Daily Archives: January 18, 2011

Backing Up to the Cloud

I’m recently taking some big-picture looks at how we do things, and one thing that I think could be useful would be for us to back up a limited set of data to an offsite location states away. Prices are cheap enough for this to make it useful. Services such as Amazon S3 and Rackspace Cloud Files (I’ve heard particularly good things about that one) seem to be perfect for this. I’m not quite finding software that does what I want, though. Here are my general criteria:

  1. Storage fees of $0.15 per gigabyte-month or less
  2. Free or cheap ($0.20 per gigabyte or less) bandwidth fees
  3. rsync-like protocol to avoid having to re-send those 20GB files that have 20MB of changes in their entirety every night
  4. Open Source and cross-platform (Linux, Windows, Mac, Solaris ideally; Linux and Windows at a minimum)
  5. Compression and encryption
  6. Easy way to restore the entire backup set or individual files
  7. Versatile include/exclude rules
  8. Must be runnable from scripts, cron, etc. without a GUI
  9. Nice to have: block or file-level de-duplication
  10. Nice to have: support for accurately backing up POSIX (user, group, permission bits, symlink, hard links, sparse files) and Windows filesystem attributes
  11. Nice to have: a point-and-click interface for the non-Unix folks to use to restore Windows files and routine restore requests

So far, here’s what I’ve found. I should note that not a single one of these solutions appears to handle hard links or sparse files correctly, meaning I can’t rely on them for complete system-level backups. That doesn’t mean they’re useless — I could still use them to back up critical user data — just less useful.

Of the Free Software solutions, Duplicity is a leading contender. It has built-in support for Amazon S3 and Rackspace Cloud Files storage.
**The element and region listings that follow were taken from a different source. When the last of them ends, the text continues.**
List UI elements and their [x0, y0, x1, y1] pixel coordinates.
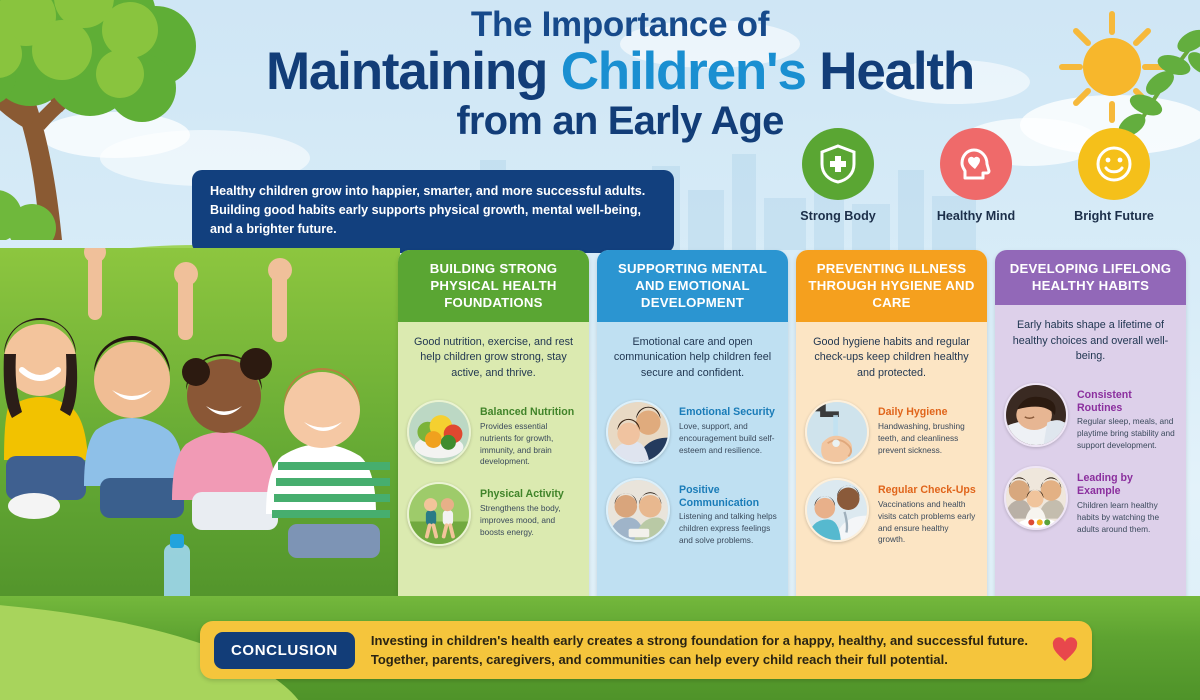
- smiley-face-icon: [1093, 143, 1135, 185]
- list-item-desc: Vaccinations and health visits catch pro…: [878, 499, 976, 547]
- list-item-desc: Listening and talking helps children exp…: [679, 511, 777, 547]
- list-item-title: Positive Communication: [679, 484, 777, 509]
- badge-label-bright-future: Bright Future: [1062, 209, 1166, 223]
- list-item-title: Daily Hygiene: [878, 406, 976, 419]
- card-hygiene-care[interactable]: PREVENTING ILLNESS THROUGH HYGIENE AND C…: [796, 250, 987, 608]
- list-item-title: Physical Activity: [480, 488, 578, 501]
- title-line-1: The Importance of: [205, 6, 1035, 44]
- list-item[interactable]: Positive Communication Listening and tal…: [597, 472, 788, 555]
- list-item[interactable]: Leading by Example Children learn health…: [995, 460, 1186, 543]
- list-item-title: Consistent Routines: [1077, 389, 1175, 414]
- list-item[interactable]: Balanced Nutrition Provides essential nu…: [398, 394, 589, 476]
- infographic-poster: The Importance of Maintaining Children's…: [0, 0, 1200, 700]
- list-item-title: Leading by Example: [1077, 472, 1175, 497]
- list-item[interactable]: Emotional Security Love, support, and en…: [597, 394, 788, 472]
- intro-text: Healthy children grow into happier, smar…: [210, 184, 645, 236]
- card-mental-emotional[interactable]: SUPPORTING MENTAL AND EMOTIONAL DEVELOPM…: [597, 250, 788, 608]
- card-intro-hygiene-care: Good hygiene habits and regular check-up…: [796, 322, 987, 394]
- list-item-text: Consistent Routines Regular sleep, meals…: [1077, 383, 1175, 452]
- shield-plus-icon: [819, 144, 857, 184]
- list-item[interactable]: Regular Check-Ups Vaccinations and healt…: [796, 472, 987, 554]
- list-item-text: Physical Activity Strengthens the body, …: [480, 482, 578, 539]
- title-line-2-highlight: Children's: [561, 42, 806, 101]
- badge-strong-body[interactable]: Strong Body: [786, 128, 890, 223]
- children-running-photo: [407, 482, 471, 546]
- page-title: The Importance of Maintaining Children's…: [205, 6, 1035, 143]
- card-intro-lifelong-habits: Early habits shape a lifetime of healthy…: [995, 305, 1186, 377]
- list-item-desc: Regular sleep, meals, and playtime bring…: [1077, 416, 1175, 452]
- title-line-2-part-a: Maintaining: [266, 42, 561, 101]
- list-item-title: Balanced Nutrition: [480, 406, 578, 419]
- pillar-card-row: BUILDING STRONG PHYSICAL HEALTH FOUNDATI…: [398, 250, 1186, 608]
- list-item-text: Leading by Example Children learn health…: [1077, 466, 1175, 535]
- heart-icon: [1052, 637, 1078, 663]
- card-lifelong-habits[interactable]: DEVELOPING LIFELONG HEALTHY HABITS Early…: [995, 250, 1186, 608]
- list-item-desc: Provides essential nutrients for growth,…: [480, 421, 578, 469]
- card-header-physical-health: BUILDING STRONG PHYSICAL HEALTH FOUNDATI…: [398, 250, 589, 322]
- card-intro-mental-emotional: Emotional care and open communication he…: [597, 322, 788, 394]
- badge-label-strong-body: Strong Body: [786, 209, 890, 223]
- card-header-hygiene-care: PREVENTING ILLNESS THROUGH HYGIENE AND C…: [796, 250, 987, 322]
- list-item-text: Daily Hygiene Handwashing, brushing teet…: [878, 400, 976, 457]
- list-item-text: Emotional Security Love, support, and en…: [679, 400, 777, 457]
- handwashing-photo: [805, 400, 869, 464]
- list-item-desc: Handwashing, brushing teeth, and cleanli…: [878, 421, 976, 457]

It uses rdiff, which is a standalone implementation of the rsync binary delta algorithm. So you send up a full backup, then binary deltas from that for incrementals. That makes it bandwidth-efficient for incremental backups, and storage-efficient. However, periodic full backups will have to be run, which will make it less bandwidth-efficient. (Perhaps not incredibly *often*, but they will still be needed.) Duplicity doesn’t offer block-level de-deuplication or a GUI for the point-and-click folks. But it DOES offer the most Unixy approach and feels like a decent match for the task overall.

The other service relying on Free Software is rsync.net, which supports rsync, sftp, scp, etc. protocols directly. That would be great, as it could preserve hard links and be compatible with any number of rsync-based backup systems. The downside is that it’s expensive — really expensive. Their cheapest rate is $0.32 per GB-month and that’s only realized if you store more than 2TB with them. The base rate is $0.80 per GB-month. They promise premium support and such, but I just don’t think I can justify that for what is, essentially, secondary backup.

On the non-Open Source side, there’s JungleDisk, which has a Server Edition that looks like a good fit. The files are stored on either S3 or Rackspace, and it seems to be a very slick and full-featured solution. The client, however, is proprietary though it does seem to offer a non-GUI command-line interface. They claim to offer block-level de-duplication which could be very nice. The other nice thing is that the server management is centralized, which presumably lets you easily automate things like not running more than one backup at a time in order to not monopolize an Internet link. This can, of course, be managed with something like duplicity with appropriate ssh jobs kicked off from appropriate places, but it would be easier if the agent just handled it automatically.

What are people’s thoughts about this sort of thing?